Introduction to Machine Learning Technology
Technology, which has gigantic promises for bringing computing machines closer to human intelligence, is machine learning. Machine Learning is an area in the field of Artificial Intelligence that can solve a broad range of computational tasks and can significantly improve the user experience. As computers are getting smarter and efficient in interacting with humans, we are slowly entering into a new era where computational machines would have more control on human actions as compared to past.
Machine Learning is a completely new idea for future. We are already getting benefit every day from ML. By paying attention we will observe its use in the daily tasks we complete especially from mobile devices. We can define ML in simple terms as software created with the purpose for improving its behavior based on previous activities.
By incorporating machine learning, Mobile Apps allow better user experience and interactions. Learning from user behavior and use patterns and accordingly adjusting to the user situations and preferences is paving the way for customization in mobile apps. In fact machine learning is part of artificial intelligence but it refers to algorithms that help the computer to learn from previous activities.
Machine learning is paving the way for better utilization of resources for app marketers as well. With advanced device sensors and relocation capabilities of today’s machines, mobile apps are continuing to get smarter. So, this is high time we evaluate the future scope of machine learning for mobile apps.
What Machine Learning Technology brings to Mobile Apps
Taking into account that machine learning is suitable for predictive actions we will take a closer look at what makes this technology a good fit for mobile apps.
It is very hard to match Mobile App’s functionalities with different groups of users. Think about transportation mobile apps which deal with both clients and drivers or kids mobile apps where it is need to convince parents and children about the benefits provided by Mobile App. The answer is to analyze the data with the help of machine learning and to offer everybody what they really want.
- Product Search
We already experience it many top e-commerce sites. Just when we search or buy a product, based on our previous purchases and browsing history, some products are suggested. The same is happening across other business websites as well. Some of the tools that make an app understand the user behavior include query understanding, ranking, user favorite determination, etc. Knowing the user intent also require knowing the user situation, location and constraints if there is any.
Offering relevant most results corresponding to product search and offering most succinct suggestions related to the search is most important for e-commerce mobile apps, just because small screen real estate make users more impatient and less attentive to scroll down all the way to the last result. So, just to prevent your visitors go away without finding what they are looking for, you need to allow machine learning to fine tune the search results and suggestions
- Product Recommendation
Recommendations are built around filtering methods, site content analysis, purchase patterns, user behavior and also the business logic, a brand implements. Recommendations using this will surely make the answers more relevant.
- Machine Learning for Healthcare Apps
Healthcare apps already understand the huge potential of machine learning for the sector and respective apps. If a machine learning algorithm has access to millions of healthcare database corresponding to every different disease, it can actually suggest a perfect path of treatment and medication. For example, IBM Watson having such a robust database of cancer patients can actually make a better diagnosis of the disease than even the qualified medical professionals.
Similarly, fitness tracking and consumer healthcare apps by tracking the regular health and fitness data of millions of people can offer valuable trends concerning lifestyle related diseases and accordingly can recommend treatments.
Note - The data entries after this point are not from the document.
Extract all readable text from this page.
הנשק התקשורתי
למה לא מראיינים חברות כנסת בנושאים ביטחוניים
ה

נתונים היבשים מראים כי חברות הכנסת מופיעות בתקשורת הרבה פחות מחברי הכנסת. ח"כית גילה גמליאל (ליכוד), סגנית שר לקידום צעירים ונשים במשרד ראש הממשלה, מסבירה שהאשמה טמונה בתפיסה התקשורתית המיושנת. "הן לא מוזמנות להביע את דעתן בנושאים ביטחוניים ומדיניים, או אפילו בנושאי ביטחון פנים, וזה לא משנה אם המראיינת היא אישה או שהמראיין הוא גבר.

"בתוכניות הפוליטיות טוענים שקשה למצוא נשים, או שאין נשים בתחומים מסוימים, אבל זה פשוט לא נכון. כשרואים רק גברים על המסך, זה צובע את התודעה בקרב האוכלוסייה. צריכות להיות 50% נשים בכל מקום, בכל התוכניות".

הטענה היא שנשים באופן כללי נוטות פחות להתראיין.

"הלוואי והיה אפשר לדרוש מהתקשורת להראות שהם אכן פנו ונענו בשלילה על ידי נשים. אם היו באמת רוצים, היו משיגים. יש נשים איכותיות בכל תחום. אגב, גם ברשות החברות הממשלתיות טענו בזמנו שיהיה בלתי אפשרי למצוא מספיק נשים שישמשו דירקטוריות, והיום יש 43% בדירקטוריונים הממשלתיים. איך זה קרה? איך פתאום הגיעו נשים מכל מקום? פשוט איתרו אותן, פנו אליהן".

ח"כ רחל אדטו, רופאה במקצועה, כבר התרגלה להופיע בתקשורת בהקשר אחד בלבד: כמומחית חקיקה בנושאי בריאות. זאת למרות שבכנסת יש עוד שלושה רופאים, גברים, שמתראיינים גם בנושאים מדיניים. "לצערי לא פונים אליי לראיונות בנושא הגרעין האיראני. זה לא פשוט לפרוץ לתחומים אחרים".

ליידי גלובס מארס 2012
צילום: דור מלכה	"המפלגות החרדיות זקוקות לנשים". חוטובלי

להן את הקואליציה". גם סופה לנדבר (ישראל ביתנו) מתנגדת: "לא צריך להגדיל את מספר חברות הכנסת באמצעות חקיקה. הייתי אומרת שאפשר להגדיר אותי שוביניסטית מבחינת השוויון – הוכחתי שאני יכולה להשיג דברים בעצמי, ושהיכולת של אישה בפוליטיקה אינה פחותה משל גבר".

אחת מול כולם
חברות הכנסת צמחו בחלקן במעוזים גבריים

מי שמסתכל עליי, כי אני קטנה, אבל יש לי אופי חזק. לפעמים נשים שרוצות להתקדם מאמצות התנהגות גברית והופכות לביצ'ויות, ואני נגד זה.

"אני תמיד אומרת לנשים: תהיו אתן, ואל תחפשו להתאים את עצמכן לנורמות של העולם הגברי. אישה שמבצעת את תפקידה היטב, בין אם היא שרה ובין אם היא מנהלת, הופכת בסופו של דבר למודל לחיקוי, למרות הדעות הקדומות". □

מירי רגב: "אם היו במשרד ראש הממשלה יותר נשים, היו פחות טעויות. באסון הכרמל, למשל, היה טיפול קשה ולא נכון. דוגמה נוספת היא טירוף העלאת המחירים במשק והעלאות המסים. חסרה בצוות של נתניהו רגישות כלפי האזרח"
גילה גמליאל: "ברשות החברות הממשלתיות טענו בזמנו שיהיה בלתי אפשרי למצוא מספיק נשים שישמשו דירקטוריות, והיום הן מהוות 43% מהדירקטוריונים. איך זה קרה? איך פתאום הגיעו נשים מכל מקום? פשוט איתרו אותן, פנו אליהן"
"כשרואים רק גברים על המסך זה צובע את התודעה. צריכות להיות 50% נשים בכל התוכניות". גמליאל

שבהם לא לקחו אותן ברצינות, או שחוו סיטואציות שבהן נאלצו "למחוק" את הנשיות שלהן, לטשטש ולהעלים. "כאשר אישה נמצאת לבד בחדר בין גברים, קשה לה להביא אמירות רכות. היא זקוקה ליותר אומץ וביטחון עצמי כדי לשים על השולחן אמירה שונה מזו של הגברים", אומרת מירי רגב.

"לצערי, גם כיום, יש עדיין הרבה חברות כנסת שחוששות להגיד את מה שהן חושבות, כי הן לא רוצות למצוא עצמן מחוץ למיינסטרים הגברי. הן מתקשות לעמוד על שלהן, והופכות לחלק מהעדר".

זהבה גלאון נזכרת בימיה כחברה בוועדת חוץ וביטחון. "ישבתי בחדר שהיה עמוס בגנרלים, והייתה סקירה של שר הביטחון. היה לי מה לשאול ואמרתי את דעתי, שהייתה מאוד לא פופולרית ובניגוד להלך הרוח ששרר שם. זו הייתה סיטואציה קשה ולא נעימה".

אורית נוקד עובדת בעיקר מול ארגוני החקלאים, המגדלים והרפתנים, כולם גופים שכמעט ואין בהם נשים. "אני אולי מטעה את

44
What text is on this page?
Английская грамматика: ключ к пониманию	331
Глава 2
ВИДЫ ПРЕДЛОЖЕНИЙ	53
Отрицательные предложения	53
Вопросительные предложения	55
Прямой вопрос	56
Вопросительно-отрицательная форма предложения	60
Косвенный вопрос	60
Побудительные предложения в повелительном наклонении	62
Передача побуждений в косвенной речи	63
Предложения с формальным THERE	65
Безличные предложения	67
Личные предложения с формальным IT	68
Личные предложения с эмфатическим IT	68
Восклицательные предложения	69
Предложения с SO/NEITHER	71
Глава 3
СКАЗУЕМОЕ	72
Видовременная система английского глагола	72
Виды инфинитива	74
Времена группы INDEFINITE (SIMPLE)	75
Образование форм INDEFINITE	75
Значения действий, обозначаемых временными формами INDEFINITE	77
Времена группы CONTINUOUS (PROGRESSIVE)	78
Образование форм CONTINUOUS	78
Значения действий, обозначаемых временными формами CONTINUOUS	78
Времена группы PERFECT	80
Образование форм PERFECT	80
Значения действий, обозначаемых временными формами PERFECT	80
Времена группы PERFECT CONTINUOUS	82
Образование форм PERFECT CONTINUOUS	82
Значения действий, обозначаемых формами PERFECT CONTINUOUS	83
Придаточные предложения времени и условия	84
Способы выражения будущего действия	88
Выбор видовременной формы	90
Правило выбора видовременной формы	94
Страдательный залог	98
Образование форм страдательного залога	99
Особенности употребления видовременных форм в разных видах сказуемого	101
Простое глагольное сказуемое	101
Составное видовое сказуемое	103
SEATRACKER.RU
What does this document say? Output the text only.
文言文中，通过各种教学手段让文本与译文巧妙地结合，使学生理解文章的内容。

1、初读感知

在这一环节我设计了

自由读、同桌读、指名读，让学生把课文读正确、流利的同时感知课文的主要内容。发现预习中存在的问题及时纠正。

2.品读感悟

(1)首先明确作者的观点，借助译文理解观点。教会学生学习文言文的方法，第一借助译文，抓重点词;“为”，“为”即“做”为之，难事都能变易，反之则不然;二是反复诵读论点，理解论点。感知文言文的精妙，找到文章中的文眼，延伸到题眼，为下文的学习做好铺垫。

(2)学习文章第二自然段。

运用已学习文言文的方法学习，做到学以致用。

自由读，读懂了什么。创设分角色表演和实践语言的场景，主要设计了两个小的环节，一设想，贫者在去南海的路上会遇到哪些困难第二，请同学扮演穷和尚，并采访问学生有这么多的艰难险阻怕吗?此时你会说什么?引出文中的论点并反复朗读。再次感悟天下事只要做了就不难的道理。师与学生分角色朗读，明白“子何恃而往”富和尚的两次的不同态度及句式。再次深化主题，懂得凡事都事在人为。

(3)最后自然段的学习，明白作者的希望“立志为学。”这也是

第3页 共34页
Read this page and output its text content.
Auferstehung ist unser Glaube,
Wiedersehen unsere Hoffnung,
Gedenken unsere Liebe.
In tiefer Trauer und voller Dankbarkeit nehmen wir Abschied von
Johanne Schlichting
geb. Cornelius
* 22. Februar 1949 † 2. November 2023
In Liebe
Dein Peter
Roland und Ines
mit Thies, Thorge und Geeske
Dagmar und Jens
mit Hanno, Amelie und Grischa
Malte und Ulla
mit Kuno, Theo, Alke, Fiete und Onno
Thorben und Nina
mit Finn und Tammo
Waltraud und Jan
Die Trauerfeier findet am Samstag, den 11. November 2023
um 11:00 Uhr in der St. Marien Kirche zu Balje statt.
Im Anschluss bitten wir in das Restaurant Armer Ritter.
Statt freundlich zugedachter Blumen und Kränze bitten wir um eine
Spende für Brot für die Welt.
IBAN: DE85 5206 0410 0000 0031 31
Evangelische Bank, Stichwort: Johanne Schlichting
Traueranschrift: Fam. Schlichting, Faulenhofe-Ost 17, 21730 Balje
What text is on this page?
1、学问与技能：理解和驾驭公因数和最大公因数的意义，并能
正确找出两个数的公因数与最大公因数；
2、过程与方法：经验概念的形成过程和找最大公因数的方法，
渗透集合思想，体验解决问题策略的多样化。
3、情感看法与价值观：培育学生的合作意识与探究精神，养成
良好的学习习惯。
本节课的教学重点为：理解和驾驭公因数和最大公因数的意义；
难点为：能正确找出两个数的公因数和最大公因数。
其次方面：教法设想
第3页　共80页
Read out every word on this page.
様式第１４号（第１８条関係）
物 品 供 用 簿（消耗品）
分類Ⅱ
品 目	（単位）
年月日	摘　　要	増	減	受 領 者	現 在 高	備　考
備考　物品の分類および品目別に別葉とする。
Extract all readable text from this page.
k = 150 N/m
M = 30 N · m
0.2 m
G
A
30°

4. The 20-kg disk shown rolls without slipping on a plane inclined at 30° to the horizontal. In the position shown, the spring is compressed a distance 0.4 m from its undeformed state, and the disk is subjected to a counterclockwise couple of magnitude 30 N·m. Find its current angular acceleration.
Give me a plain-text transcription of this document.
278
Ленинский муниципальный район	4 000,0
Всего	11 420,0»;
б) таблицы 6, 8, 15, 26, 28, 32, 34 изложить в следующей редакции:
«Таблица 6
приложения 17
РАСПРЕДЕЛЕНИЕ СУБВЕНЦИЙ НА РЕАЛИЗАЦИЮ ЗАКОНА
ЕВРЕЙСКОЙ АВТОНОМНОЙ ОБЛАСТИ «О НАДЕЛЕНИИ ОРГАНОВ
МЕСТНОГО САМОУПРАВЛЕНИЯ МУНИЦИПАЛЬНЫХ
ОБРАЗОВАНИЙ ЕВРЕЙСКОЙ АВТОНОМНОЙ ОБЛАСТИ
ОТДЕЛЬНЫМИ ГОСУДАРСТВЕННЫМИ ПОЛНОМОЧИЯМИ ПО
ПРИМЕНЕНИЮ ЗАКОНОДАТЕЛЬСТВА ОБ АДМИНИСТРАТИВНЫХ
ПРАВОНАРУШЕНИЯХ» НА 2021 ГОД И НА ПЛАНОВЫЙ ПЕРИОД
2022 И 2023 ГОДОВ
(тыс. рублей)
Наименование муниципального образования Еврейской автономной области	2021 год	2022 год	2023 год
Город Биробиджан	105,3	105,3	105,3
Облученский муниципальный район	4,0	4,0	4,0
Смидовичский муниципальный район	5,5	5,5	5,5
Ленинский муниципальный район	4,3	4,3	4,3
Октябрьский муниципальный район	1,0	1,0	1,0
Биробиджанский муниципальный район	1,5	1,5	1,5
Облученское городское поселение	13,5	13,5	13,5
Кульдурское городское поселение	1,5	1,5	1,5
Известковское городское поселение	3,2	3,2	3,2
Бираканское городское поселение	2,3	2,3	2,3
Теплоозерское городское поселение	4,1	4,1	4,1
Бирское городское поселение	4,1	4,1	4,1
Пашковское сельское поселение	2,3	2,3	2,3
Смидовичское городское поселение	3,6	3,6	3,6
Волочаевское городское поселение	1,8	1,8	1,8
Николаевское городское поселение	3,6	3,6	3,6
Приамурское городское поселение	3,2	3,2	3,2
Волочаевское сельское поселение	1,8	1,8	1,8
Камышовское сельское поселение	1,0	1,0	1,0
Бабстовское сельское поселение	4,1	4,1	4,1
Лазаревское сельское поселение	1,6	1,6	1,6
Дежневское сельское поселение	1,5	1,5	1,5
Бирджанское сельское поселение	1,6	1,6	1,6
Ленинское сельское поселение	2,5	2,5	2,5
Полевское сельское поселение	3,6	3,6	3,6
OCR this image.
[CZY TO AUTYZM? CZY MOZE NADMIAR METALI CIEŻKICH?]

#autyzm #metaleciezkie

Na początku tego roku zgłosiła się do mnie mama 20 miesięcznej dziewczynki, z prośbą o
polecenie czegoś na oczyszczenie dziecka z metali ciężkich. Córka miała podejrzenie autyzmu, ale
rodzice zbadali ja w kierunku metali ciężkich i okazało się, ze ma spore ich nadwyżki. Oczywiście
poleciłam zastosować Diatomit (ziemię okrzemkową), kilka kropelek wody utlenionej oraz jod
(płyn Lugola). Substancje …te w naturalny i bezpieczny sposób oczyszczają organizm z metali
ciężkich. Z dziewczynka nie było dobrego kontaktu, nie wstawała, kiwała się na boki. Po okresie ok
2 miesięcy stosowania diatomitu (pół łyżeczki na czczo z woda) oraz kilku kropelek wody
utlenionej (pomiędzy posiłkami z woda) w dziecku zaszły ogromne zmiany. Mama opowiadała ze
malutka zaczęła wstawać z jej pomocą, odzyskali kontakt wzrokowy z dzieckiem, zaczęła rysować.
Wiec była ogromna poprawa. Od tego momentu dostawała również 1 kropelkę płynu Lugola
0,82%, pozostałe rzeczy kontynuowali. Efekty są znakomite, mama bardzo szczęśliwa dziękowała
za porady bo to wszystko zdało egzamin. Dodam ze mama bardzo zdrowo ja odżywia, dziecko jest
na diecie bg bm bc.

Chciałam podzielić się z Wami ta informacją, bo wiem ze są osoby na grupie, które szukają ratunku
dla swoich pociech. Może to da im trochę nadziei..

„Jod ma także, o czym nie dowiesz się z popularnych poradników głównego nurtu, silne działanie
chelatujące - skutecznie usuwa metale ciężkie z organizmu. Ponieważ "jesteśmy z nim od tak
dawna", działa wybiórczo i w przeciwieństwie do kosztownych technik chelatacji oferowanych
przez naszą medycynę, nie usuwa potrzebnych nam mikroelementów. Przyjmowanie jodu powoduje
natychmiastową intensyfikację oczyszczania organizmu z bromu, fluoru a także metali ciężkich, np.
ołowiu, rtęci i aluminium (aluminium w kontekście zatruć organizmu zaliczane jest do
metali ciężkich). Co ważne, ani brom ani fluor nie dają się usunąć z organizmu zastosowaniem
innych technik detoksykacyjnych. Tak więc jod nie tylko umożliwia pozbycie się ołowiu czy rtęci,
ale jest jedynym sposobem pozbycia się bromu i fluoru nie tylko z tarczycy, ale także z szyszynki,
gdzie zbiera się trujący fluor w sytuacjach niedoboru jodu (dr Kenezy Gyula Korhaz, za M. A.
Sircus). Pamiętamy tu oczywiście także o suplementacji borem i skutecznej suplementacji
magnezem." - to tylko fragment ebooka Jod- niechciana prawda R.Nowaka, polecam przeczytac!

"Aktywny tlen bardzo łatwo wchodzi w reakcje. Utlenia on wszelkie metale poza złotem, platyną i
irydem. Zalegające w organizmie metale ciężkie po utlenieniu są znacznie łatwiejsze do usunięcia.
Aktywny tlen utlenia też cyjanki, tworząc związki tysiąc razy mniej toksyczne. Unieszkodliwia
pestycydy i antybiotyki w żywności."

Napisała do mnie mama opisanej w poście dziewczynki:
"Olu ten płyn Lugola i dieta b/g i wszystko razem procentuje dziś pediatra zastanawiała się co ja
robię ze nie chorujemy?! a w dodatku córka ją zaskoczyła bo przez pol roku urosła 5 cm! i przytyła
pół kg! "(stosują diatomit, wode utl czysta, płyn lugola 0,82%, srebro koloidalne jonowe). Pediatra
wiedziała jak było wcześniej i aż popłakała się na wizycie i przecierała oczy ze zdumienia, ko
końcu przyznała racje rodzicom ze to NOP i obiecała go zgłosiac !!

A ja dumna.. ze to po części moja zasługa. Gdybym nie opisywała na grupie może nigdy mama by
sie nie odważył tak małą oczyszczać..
- Fraud Control and Security
Machine Learning can really help making security arrangements and fraud control mechanism better and stronger. Machine learning algorithm within crucial apps can evaluate user behavior and all sorts of irregularities to assess the most probable frauds and security vulnerabilities in the making. While a whopping $32 billion worth of frauds occur every year making an increasing number of financial transactions vulnerable, an app with machine learning algorithm can detect such frauds and help to build a better defense system.
- Trend Forecasting
Every e-commerce brand needs to continuously understand changing trends and react quickly with matching products and services. However, between past season sales and the upcoming trends, there lies a huge difference. Big Data and Machine learning can however aggregate these trends and use sales information from different sources (social media, digital reports, blogs, etc.) to make predictions in real-time.
- Fast and Protected Authentication Process
Applying machine learning in conjunction with the different types of recognition (including the newest one – biometric) to pass user identification and authentication processes. It’s a good decision for any kind of mobile apps, including e-commerce.
This technology is widely used in apps like ZoOm and BioID, which offer an easy way to log into other apps and websites. Nowadays people are tired of keeping in memory logins and typing lengthy passwords, so why not to make it easier and faster for them?
As we have discussed, machine learning is an innovative technology, which can be useful for any kind of mobile app. So, the promise of machine learning for mobile apps will continue to grow and nothing can stop it from becoming the trend to have the biggest influence on the mobile apps of future. The spectrum of usability for machine learning will encompass every app niches in the time to come.
Every year the market of machine learning grows, so we are going to watch it among the mobile UX trends in upcoming years as well.